In this work, the performance of PZSIC and LSIC for chemical reaction barriers is examined. The methods have been tested previously on the small set of reactions known as BH6 where it was found that both PZSIC and LSIC improve the calculated reaction barriers over uncorrected DFAs. Here the tests are extended to the larger BH76 bench-mark set. The BH76 set has been used previously to benchmark other methods and has been updated over the years and incorporated into more comprehensive benchmark sets. Results are reported using PZSIC and two LSIC methods that use different schemes for scaling the SIC.
All calculations were performed using the FLOSIC code. The calculations were done at the all-electron level, using an extensive Gaussian basis set optimized for the PBE functional. For first row atoms, a typical basis includes 5 s, 4 p, and 3 (Cartesian-type) d functions, based on between 12 and 15 single Gaussian orbitals (SGOs). For a second row atom, atypical basis is based on 16 to 18 SGOs.
The LDA was used as parameterized in the PW92 functional for all the calculations. LSIC-LDA total energies were computed using the self-consistent FLOSIC-LDA density and optimized FODs.
Conclusion
The performance of SIC was examined on reaction barrier heights and the energies of the HT and NHT reactions in the BH76 benchmark set, using both the traditional Perdew-Zunger SIC (PZSIC) and locally scaled variations (LSIC(z)and LSIC(w)). The reaction barriers were strongly underestimated by LDA. The LDA errors in the barriers are significantly reduced by PZSIC and reduced further by the LSIC methods, especially for the HT reactions, where the MAE forLSIC(z) is reduced to 2.8 kcal/mol (1.6 kcal/mol if one out-lier reaction is removed from the averaging).
The LSIC total energy values lie between LDA and LDA-PZSIC values because the amount of energy corrections with LSIC are different for the reactant/product states and for the transition states, LSIC barriers calculated from energy differences, do not necessarily result in values in between LDA and PZSIC. For the BH6 set of reactions, it is observed that LSIC removed overcorrection of PZSIC more on the transition states than the reactant and product states such that the barrier heights become higher than the underestimated barriers of PZSIC.
The self-interaction free density from a self-consistent PZSIC calculation can be used to probe for density-driven errors.
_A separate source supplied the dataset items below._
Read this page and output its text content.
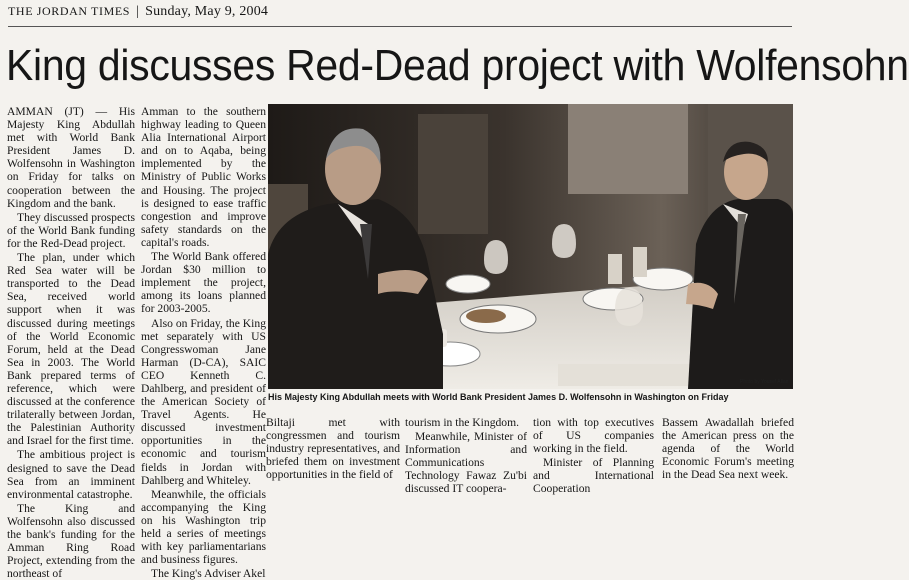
THE JORDAN TIMES | Sunday, May 9, 2004
King discusses Red-Dead project with Wolfensohn

AMMAN (JT) — His Majesty King Abdullah met with World Bank President James D. Wolfensohn in Washington on Friday for talks on cooperation between the Kingdom and the bank.

They discussed prospects of the World Bank funding for the Red-Dead project.

The plan, under which Red Sea water will be transported to the Dead Sea, received world support when it was discussed during meetings of the World Economic Forum, held at the Dead Sea in 2003. The World Bank prepared terms of reference, which were discussed at the conference trilaterally between Jordan, the Palestinian Authority and Israel for the first time.

The ambitious project is designed to save the Dead Sea from an imminent environmental catastrophe.

The King and Wolfensohn also discussed the bank's funding for the Amman Ring Road Project, extending from the northeast of

Amman to the southern highway leading to Queen Alia International Airport and on to Aqaba, being implemented by the Ministry of Public Works and Housing. The project is designed to ease traffic congestion and improve safety standards on the capital's roads.

The World Bank offered Jordan $30 million to implement the project, among its loans planned for 2003-2005.

Also on Friday, the King met separately with US Congresswoman Jane Harman (D-CA), SAIC CEO Kenneth C. Dahlberg, and president of the American Society of Travel Agents. He discussed investment opportunities in the economic and tourism fields in Jordan with Dahlberg and Whiteley.

Meanwhile, the officials accompanying the King on his Washington trip held a series of meetings with key parliamentarians and business figures.

The King's Adviser Akel

Photo by Yousef Allan
His Majesty King Abdullah meets with World Bank President James D. Wolfensohn in Washington on Friday

Biltaji met with congressmen and tourism industry representatives, and briefed them on investment opportunities in the field of

tourism in the Kingdom.

Meanwhile, Minister of Information and Communications Technology Fawaz Zu'bi discussed IT coopera-

tion with top executives of US companies working in the field.

Minister of Planning and International Cooperation

Bassem Awadallah briefed the American press on the agenda of the World Economic Forum's meeting in the Dead Sea next week.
Results from LDA@PZSIC calculations are qualitatively similar to those of LDA@HF, with both approaches predicting that reaction barriers are subject to significant density-driven errors, but that the corresponding reaction energies are not. The full correction due to the use of the SIC energy functionals is, however, much larger for the overall BH76 set than the corrections from either LDA@HF or LDA@PZSIC calculations and shows significant corrections arising from the functional correction. The LDA@PZSIC results suggest smaller density-driven errors than LDA@HF on average.
The LSIC method describes reaction barriers well when applied in conjunction with the LDA, but the LDA is the simplest DFA and is relatively inaccurate for molecular properties. It remains a challenge to develop an LSIC-like method for more accurate generalized gradient approximations (GGAs) and meta-GGAs.